= Company D, 2nd Virginia Infantry =

Company D, 2nd Virginia Infantry, locally designated the Berkeley Border Guards, was an antebellum Virginia militia company and then a company of the 2nd Virginia Infantry, a Confederate infantry unit during the American Civil War.

This pre-war militia unit was present at the execution of John Brown, a famous abolitionist leader who, in 1859, led a raid on the United States Arsenal at Harpers Ferry, Virginia (now West Virginia). The unit's original leader was Captain John Quincy Adams Nadenbousch. They were stationed around Martinsburg, in what is now West Virginia.
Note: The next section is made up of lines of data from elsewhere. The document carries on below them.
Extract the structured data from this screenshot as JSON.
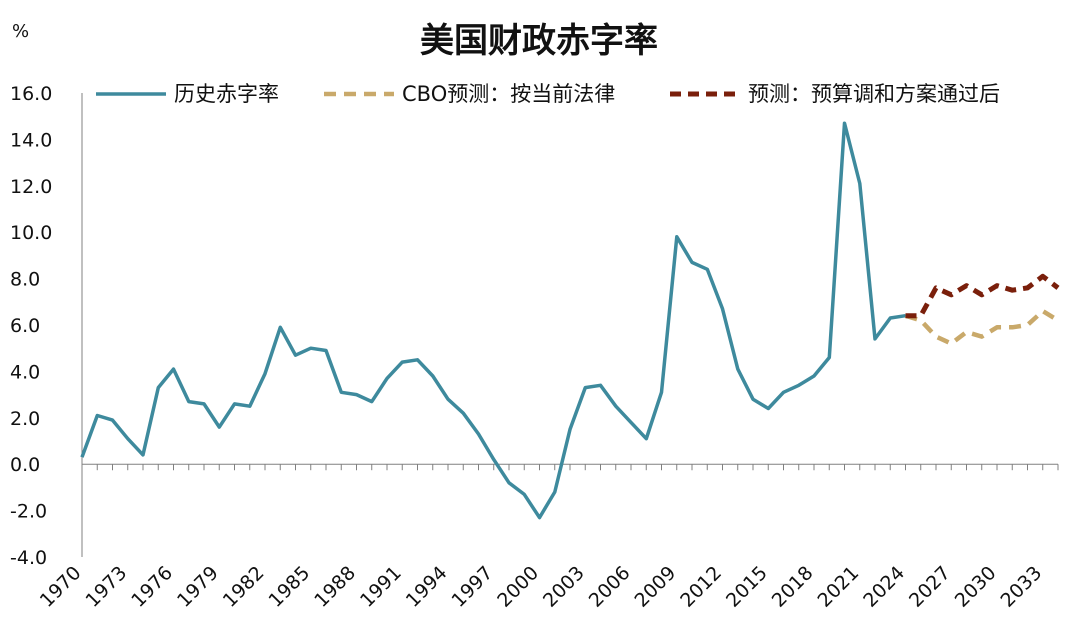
{
  "chart_data": {
    "type": "line",
    "title": "美国财政赤字率",
    "ylabel": "%",
    "xlabel": "",
    "ylim": [
      -4.0,
      16.0
    ],
    "yticks": [
      "16.0",
      "14.0",
      "12.0",
      "10.0",
      "8.0",
      "6.0",
      "4.0",
      "2.0",
      "0.0",
      "-2.0",
      "-4.0"
    ],
    "xticks": [
      "1970",
      "1973",
      "1976",
      "1979",
      "1982",
      "1985",
      "1988",
      "1991",
      "1994",
      "1997",
      "2000",
      "2003",
      "2006",
      "2009",
      "2012",
      "2015",
      "2018",
      "2021",
      "2024",
      "2027",
      "2030",
      "2033"
    ],
    "xlim": [
      1970,
      2034
    ],
    "legend_position": "top",
    "colors": {
      "historical": "#3e8a9d",
      "cbo": "#c9a96a",
      "reconciliation": "#7a1f0b"
    },
    "series": [
      {
        "name": "历史赤字率",
        "style": "solid",
        "x": [
          1970,
          1971,
          1972,
          1973,
          1974,
          1975,
          1976,
          1977,
          1978,
          1979,
          1980,
          1981,
          1982,
          1983,
          1984,
          1985,
          1986,
          1987,
          1988,
          1989,
          1990,
          1991,
          1992,
          1993,
          1994,
          1995,
          1996,
          1997,
          1998,
          1999,
          2000,
          2001,
          2002,
          2003,
          2004,
          2005,
          2006,
          2007,
          2008,
          2009,
          2010,
          2011,
          2012,
          2013,
          2014,
          2015,
          2016,
          2017,
          2018,
          2019,
          2020,
          2021,
          2022,
          2023,
          2024
        ],
        "values": [
          0.3,
          2.1,
          1.9,
          1.1,
          0.4,
          3.3,
          4.1,
          2.7,
          2.6,
          1.6,
          2.6,
          2.5,
          3.9,
          5.9,
          4.7,
          5.0,
          4.9,
          3.1,
          3.0,
          2.7,
          3.7,
          4.4,
          4.5,
          3.8,
          2.8,
          2.2,
          1.3,
          0.2,
          -0.8,
          -1.3,
          -2.3,
          -1.2,
          1.5,
          3.3,
          3.4,
          2.5,
          1.8,
          1.1,
          3.1,
          9.8,
          8.7,
          8.4,
          6.7,
          4.1,
          2.8,
          2.4,
          3.1,
          3.4,
          3.8,
          4.6,
          14.7,
          12.1,
          5.4,
          6.3,
          6.4
        ]
      },
      {
        "name": "CBO预测：按当前法律",
        "style": "dashed",
        "x": [
          2024,
          2025,
          2026,
          2027,
          2028,
          2029,
          2030,
          2031,
          2032,
          2033,
          2034
        ],
        "values": [
          6.4,
          6.2,
          5.5,
          5.2,
          5.7,
          5.5,
          5.9,
          5.9,
          6.0,
          6.6,
          6.2
        ]
      },
      {
        "name": "预测：预算调和方案通过后",
        "style": "dashed",
        "x": [
          2024,
          2025,
          2026,
          2027,
          2028,
          2029,
          2030,
          2031,
          2032,
          2033,
          2034
        ],
        "values": [
          6.4,
          6.4,
          7.6,
          7.3,
          7.7,
          7.3,
          7.7,
          7.5,
          7.6,
          8.1,
          7.6
        ]
      }
    ]
  }
}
During the Civil War, the company was a part of the original "Stonewall Brigade," commanded by General Thomas J. Jackson of Lexington, Virginia, originally a native of Clarksburg, Virginia (now West Virginia), and Jackson's Mill, near present-day Weston, West Virginia.

==Battles of Company D==
- First Manassas
- Kernstown
- First Winchester
- Port Republic
- Gaines' Mill
- Malvern Hill
- Second Manassas
- Fredericksburg
- Chancellorsville
- Salem Church
- Second Winchester (The 2nd lost its battle flag at this battle)
- Gettysburg
- Payne's Farm
- Spotsylvania Court House
- Cedar Creek

==Reenactment==
The unit is now part of a Civil War Reenacting unit out of Clarksburg, West Virginia. The group is led by Captain Chris Wright of Clarksburg. The unit does reenactments throughout West Virginia, Virginia, Pennsylvania, and Ohio. They have participated reenactments of such battles as The Battle of Philippi, Monocacy, Cedar Creek, and First Manassas. The group has also done living histories at Harpers Ferry and Gettysburg. The group is currently trying to gain entrance in the Antietam National Battlefield and other places. The unit currently belongs to the 10th Battalion ANV.